München: Tipps für die Zeit in Quarantäne – München

Die Erkenntnis traf Rebecca Müller (Name geändert) wie ein Schlag. Als sie gegen 4 Uhr morgens schweißgebadet aus einer Art Fiebertraum erwachte, war ihr sofort klar: Das ist Corona. Kurz zuvor war sie aus dem Urlaub in Italien nach München zurückgekehrt, nun fühlte sie sich plötzlich krank. “Ich muss sofort einen Test machen”, schoss es ihr noch im Bett durch den Kopf, wie sie heute erzählt. Der erste Selbsttest nach dem Aufstehen zeigte dann nur einen Strich: negativ.
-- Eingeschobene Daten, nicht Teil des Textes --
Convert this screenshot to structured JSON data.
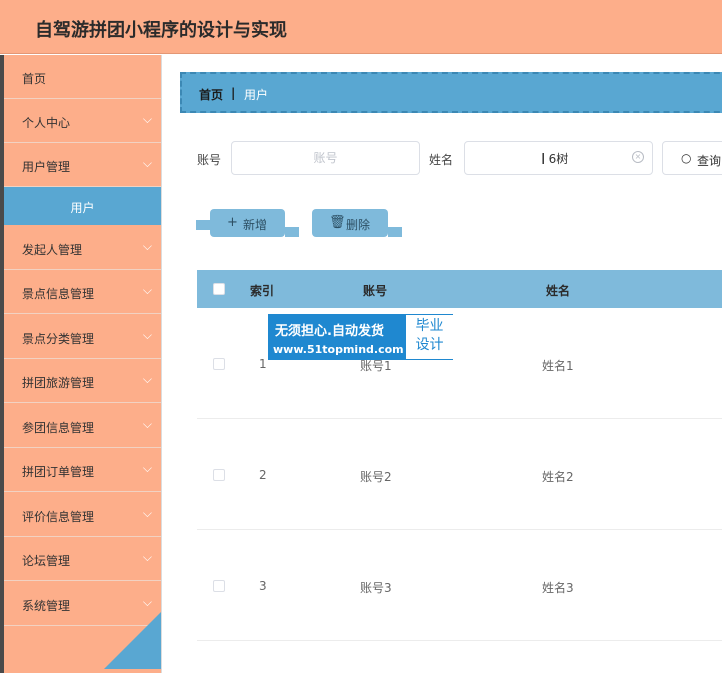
{
  "app": {
    "title": "自驾游拼团小程序的设计与实现"
  },
  "sidebar": {
    "items": [
      {
        "label": "首页"
      },
      {
        "label": "个人中心"
      },
      {
        "label": "用户管理"
      },
      {
        "label": "用户"
      },
      {
        "label": "发起人管理"
      },
      {
        "label": "景点信息管理"
      },
      {
        "label": "景点分类管理"
      },
      {
        "label": "拼团旅游管理"
      },
      {
        "label": "参团信息管理"
      },
      {
        "label": "拼团订单管理"
      },
      {
        "label": "评价信息管理"
      },
      {
        "label": "论坛管理"
      },
      {
        "label": "系统管理"
      }
    ]
  },
  "breadcrumb": {
    "home": "首页",
    "separator": "|",
    "current": "用户"
  },
  "filters": {
    "account_label": "账号",
    "account_placeholder": "账号",
    "name_label": "姓名",
    "name_value": "6树"
  },
  "buttons": {
    "search": "查询",
    "add": "新增",
    "delete": "删除"
  },
  "table": {
    "columns": [
      "索引",
      "账号",
      "姓名"
    ],
    "rows": [
      {
        "index": "1",
        "account": "账号1",
        "name": "姓名1"
      },
      {
        "index": "2",
        "account": "账号2",
        "name": "姓名2"
      },
      {
        "index": "3",
        "account": "账号3",
        "name": "姓名3"
      }
    ]
  },
  "watermark": {
    "line1": "无须担心.自动发货",
    "line2": "www.51topmind.com",
    "badge_line1": "毕业",
    "badge_line2": "设计"
  },
  "colors": {
    "accent_orange": "#fdae8a",
    "accent_blue": "#59a7d2",
    "header_blue": "#7fbadb"
  }
}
Auch ein professioneller Schnelltest am Nachmittag konnte das Virus nicht erkennen – obwohl nun auch Halskratzen, Kopfschmerzen und ein trockener Husten einsetzten.

War es doch nur eine normale Erkältung? Die Symptome verschlimmerten sich in den nächsten Tagen, ihre Verabredungen sagte sie ab. Schließlich ein dritter Test – diesmal war er positiv. Ein PCR-Test gab Klarheit: Rebecca Müller hatte sich trotz zweifacher Impfung mit dem Coronavirus infiziert. Das Jahr begann für sie in Isolation.
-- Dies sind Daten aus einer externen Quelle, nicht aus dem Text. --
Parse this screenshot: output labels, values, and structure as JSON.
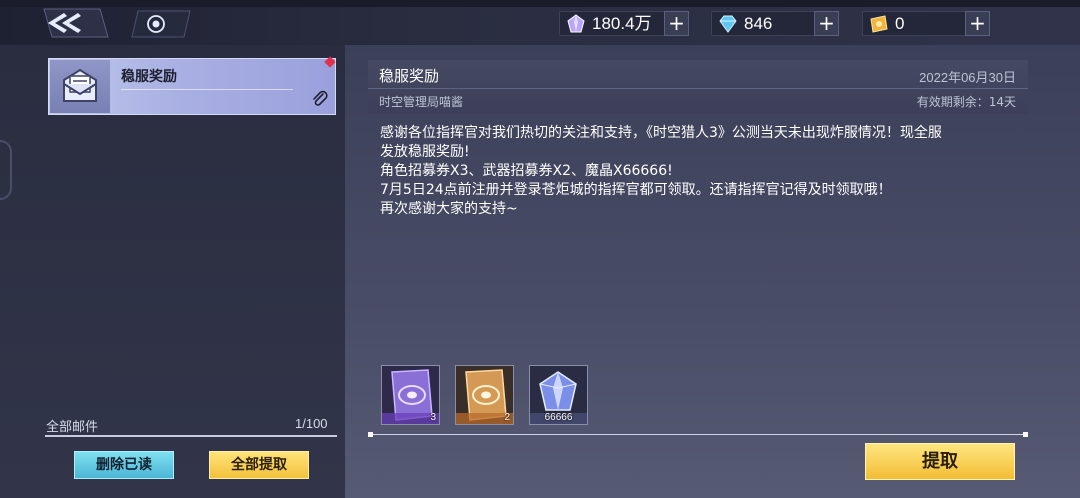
{
  "topbar": {
    "resources": [
      {
        "icon": "crystal-icon",
        "value": "180.4万",
        "plus": "+"
      },
      {
        "icon": "diamond-icon",
        "value": "846",
        "plus": "+"
      },
      {
        "icon": "gold-ticket-icon",
        "value": "0",
        "plus": "+"
      }
    ]
  },
  "mail_list": {
    "items": [
      {
        "title": "稳服奖励",
        "icon": "envelope-icon",
        "has_attachment": true,
        "unread": true
      }
    ],
    "count_label": "全部邮件",
    "count_value": "1/100",
    "delete_read_label": "删除已读",
    "claim_all_label": "全部提取"
  },
  "detail": {
    "title": "稳服奖励",
    "date": "2022年06月30日",
    "sender": "时空管理局喵酱",
    "validity": "有效期剩余：14天",
    "body_lines": [
      "感谢各位指挥官对我们热切的关注和支持，《时空猎人3》公测当天未出现炸服情况！现全服",
      "发放稳服奖励!",
      "角色招募券X3、武器招募券X2、魔晶X66666!",
      "7月5日24点前注册并登录苍炬城的指挥官都可领取。还请指挥官记得及时领取哦！",
      "再次感谢大家的支持~"
    ],
    "rewards": [
      {
        "name": "角色招募券",
        "icon": "character-recruit-ticket-icon",
        "qty": "3"
      },
      {
        "name": "武器招募券",
        "icon": "weapon-recruit-ticket-icon",
        "qty": "2"
      },
      {
        "name": "魔晶",
        "icon": "magic-crystal-icon",
        "qty": "66666"
      }
    ],
    "claim_label": "提取"
  },
  "colors": {
    "accent_yellow": "#f3bd35",
    "accent_cyan": "#4cb6d6",
    "unread_dot": "#e0304a"
  }
}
“Die Quarantäne traf mich völlig unvorbereitet”, sagt die 27-Jährige. Ihren Hausarzt konnte sie nicht erreichen, weil die Praxis Ferien machte, Lebensmittelvorräte hatte sie nicht eingekauft und nun stand auch noch ein Wochenende bevor. “Zum Glück konnte mich mein Freund mit Einkäufen aus dem Supermarkt und der Apotheke versorgen. Ich weiß nicht, wie ich die Quarantänezeit sonst überstanden hätte.”
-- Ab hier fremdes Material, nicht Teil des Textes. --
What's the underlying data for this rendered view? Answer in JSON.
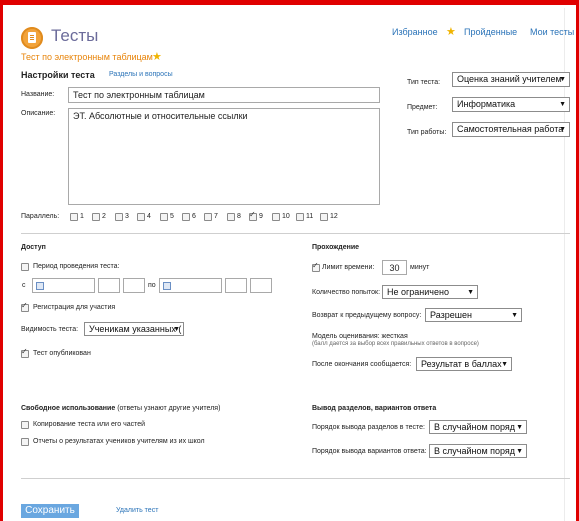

Quarantäne – und jetzt? Vor dieser Frage werden in den kommenden Wochen immer mehr Menschen in München stehen. Mit der rasanten Ausbreitung der Omikron-Variante nimmt auch die Zahl der Menschen zu, die sich in häusliche Isolierung begeben müssen, wie das im Behördendeutsch heißt. Worauf sollte man in dieser Zeit achten und welches Wissen hilft, die Zeit besser durchzustehen?

(Foto: imago; Collage SZ)

Mit einem Arzt sprechen

Wer positiv auf das Coronavirus getestet wurde und Krankheitssymptome hat, sollte seinen Hausarzt anrufen, rät die Bundeszentrale für gesundheitliche Aufklärung. Ist die Praxis nicht erreichbar, können sich Betroffene unter der Telefonnummer 116117 jederzeit an den ärztlichen Bereitschaftsdienst wenden. In Notfällen sollten Patienten nicht zögern, die Notrufnummer 112 zu wählen.

Zu Hause bleiben

“Sie sind Corona-positiv. Gehen Sie in Quarantäne bis 14 Tage nach Test!” Diese karge SMS vom Münchner Gesundheitsamt ploppte einen Tag nach dem positiven PCR-Testergebnis auf Rebecca Müllers Handy auf. “Während dieser Zeit darf die Wohnung nicht ohne ausdrückliche Zustimmung des Gesundheitsamtes verlassen werden”, informierte die Behörde unter einem weiterführenden Link. Selbst der Gang zum Briefkasten ist demnach tabu. Ihre Wohnung hatte Müller da schon länger nicht verlassen, weil sie niemanden anstecken wollte und sich sowieso zu schwach fühlte, wie sie sagt. Mittlerweile ist die Quarantänezeit auf zehn Tage verkürzt worden. Wer keine Symptome hat, kann sich schon nach sieben Tagen freitesten.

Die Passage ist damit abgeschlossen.